Elle soutient, dans le dernier état de ses écritures, que :
— la SAS Les Viviers de la Méloine a été autorisée, par arrêtés édictés conjointement avec le préfet du Finistère le 20 mars 2019, à exploiter des cultures marines sur le domaine public maritime du port de Primel-Le Diben (Plougasnou), du 5 juillet 2019 au 31 juillet 2022 ; cette autorisation a été prolongée jusqu’au 31 juillet 2023 ; la demande de renouvellement a été refusée par décision du 25 octobre 2023, au motif que les activités projetées n’avaient pas démarré et que la société ne s’était pas acquittée des redevances d’occupation domaniale depuis 2020 ; la liquidation judiciaire de la société a été prononcée par jugement du tribunal de commerce de Brest du 3 décembre 2024 et elle a notifié sa créance, s’élevant à 42 707 euros le 12 décembre 2024 ;
— la mise en demeure de quitter les lieux et d’enlever le matériel au plus tard le 25 janvier 2025 est restée sans suite ; les bâtiments sont dégradés, du matériel reste à l’état d’abandon sur des terre-pleins, des équipements sensibles, notamment un transformateur électrique, ne sont pas sécurisés et des intrusions ont été constatées ; le cadenas d’accès au transformateur a été changé par elle, à ses frais, et non par la société occupante ;
— la mesure sollicitée ne se heurte à aucune contestation sérieuse : la SAS Les Viviers de la Méloine est occupante sans titre du domaine public maritime, depuis le 31 juillet 2023 ;
— la mesure est utile et urgente, dès lors que le maintien dans les lieux et sur le domaine public de cette société fait obstacle à leur utilisation dans des conditions conformes à leur destination et porte atteinte au bon fonctionnement du service public portuaire, la privant, en qualité de gestionnaire, d’une disponibilité foncière et des revenus devant être générés par l’occupation du terrain, estimés à 13 % environ de ceux susceptibles d’être tirés de l’exploitation du port ; le schéma d’orientation du site portuaire identifie le terre-plein des grands viviers où est implanté le bâtiment occupé sans titre comme l’un des principaux secteurs d’intervention ; l’occupation en litige obère la consolidation des activités économiques en lien avec la mer ; le maintien dans les lieux crée en outre des problèmes de sécurité et de salubrité ; la circonstance qu’aucune procédure de mise en concurrence n’ait encore été lancée reste indifférente ;
— la vente des biens dans le cadre de la vente aux enchères n’est pas certaine et elle ne permettra de toute manière pas de libérer les lieux rapidement ; le produit espéré de cette vente ne couvrira pas la dette de la société ; il n’y a pas lieu d’attendre la vente projetée.

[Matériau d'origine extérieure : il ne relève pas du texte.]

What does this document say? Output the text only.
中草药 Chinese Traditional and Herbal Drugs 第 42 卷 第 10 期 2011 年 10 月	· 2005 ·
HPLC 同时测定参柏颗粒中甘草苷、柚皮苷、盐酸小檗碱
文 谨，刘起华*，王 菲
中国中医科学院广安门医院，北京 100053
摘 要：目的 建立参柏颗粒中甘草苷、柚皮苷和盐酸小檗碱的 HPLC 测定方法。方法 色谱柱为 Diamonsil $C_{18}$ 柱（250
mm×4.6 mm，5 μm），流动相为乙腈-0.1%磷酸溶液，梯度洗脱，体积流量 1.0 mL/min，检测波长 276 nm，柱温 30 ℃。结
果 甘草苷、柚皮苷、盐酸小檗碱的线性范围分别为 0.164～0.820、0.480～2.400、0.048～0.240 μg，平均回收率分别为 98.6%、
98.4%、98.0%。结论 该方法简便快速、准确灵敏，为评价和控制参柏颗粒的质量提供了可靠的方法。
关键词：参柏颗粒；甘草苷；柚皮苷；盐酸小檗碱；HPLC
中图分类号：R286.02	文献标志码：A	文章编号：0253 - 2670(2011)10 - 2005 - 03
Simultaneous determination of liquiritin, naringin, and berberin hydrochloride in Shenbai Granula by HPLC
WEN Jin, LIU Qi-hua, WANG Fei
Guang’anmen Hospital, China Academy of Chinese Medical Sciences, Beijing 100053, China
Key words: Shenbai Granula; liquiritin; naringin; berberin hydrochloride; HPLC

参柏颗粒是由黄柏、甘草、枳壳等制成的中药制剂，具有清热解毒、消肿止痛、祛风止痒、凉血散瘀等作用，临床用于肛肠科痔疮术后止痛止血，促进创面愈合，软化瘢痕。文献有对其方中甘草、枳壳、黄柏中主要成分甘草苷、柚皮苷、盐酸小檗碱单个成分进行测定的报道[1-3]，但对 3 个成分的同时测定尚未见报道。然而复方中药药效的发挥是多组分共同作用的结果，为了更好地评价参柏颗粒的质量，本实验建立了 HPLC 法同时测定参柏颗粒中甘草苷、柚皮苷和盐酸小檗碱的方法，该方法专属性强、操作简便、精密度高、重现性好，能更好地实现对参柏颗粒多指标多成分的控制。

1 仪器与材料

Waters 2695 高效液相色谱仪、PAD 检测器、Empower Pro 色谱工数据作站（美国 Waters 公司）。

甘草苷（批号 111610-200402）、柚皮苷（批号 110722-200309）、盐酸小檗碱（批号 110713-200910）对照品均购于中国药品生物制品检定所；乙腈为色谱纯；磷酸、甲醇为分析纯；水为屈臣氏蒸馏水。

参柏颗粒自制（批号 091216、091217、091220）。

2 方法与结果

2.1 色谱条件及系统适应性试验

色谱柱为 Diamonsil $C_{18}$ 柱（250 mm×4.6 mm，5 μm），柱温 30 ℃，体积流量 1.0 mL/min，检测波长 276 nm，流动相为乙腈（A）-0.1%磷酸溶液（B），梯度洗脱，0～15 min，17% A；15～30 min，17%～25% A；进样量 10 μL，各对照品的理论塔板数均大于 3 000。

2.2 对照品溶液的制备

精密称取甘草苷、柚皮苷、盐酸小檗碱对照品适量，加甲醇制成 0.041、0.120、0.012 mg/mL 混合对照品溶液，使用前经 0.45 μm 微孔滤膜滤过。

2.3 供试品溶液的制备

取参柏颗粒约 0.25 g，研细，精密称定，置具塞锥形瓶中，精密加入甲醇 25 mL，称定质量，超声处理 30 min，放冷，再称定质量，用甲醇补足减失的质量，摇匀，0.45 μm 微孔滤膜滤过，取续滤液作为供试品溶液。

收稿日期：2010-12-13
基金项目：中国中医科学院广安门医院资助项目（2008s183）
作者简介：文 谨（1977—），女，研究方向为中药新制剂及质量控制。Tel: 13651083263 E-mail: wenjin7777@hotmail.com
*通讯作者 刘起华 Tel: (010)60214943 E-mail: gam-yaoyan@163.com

Par un mémoire en défense, enregistré le 27 juin 2025, la société Fidès, agissant en sa qualité de liquidateur judiciaire de la SAS Les Viviers de la Méloine, représentée par Me Jarry, conclut au rejet de la requête et à ce que soit mise à la charge de Morlaix Communauté la somme de 3 000 euros au titre de l’article L. 761-1 du code de justice administrative.
Elle fait valoir que :
— la vente aux enchères des biens de la société Les Viviers de la Méloine aura lieu le jeudi 10 juillet 2025, permettant la libération des lieux et le remboursement des créanciers ;
— la condition tenant à l’urgence n’est pas satisfaite : l’occupation non titrée dure depuis plus de deux ans ; la dégradation alléguée des bâtiments et les intrusions de tierce personne ne sont pas établies le site est fermé et sécurisé et le transformateur électrique ne présente aucun risque ; le cadenas d’accès a certes été rompu, mais il a été remplacé et l’électricité du site est en tout état de cause coupée depuis 2023 ; le site est dans le même état depuis cinq ans, date de l’arrêt des travaux d’aménagement ;
— la mesure sollicitée n’est pas utile à la poursuite et la satisfaction de ses intérêts par Morlaix Communauté : elle ne dispose pas de la trésorerie pour financer le retrait des biens et son expulsion immédiate, avant la vente aux enchères, obligerait donc Morlaix Communauté à financer la remise en état du site.
Vu les autres pièces du dossier.
Vu :
— le code général de la propriété des personnes publiques ;
— le code de justice administrative.
Le président du tribunal a désigné Mme Thielen, première conseillère, pour statuer sur les demandes de référé.
Les parties ont été régulièrement averties du jour de l’audience.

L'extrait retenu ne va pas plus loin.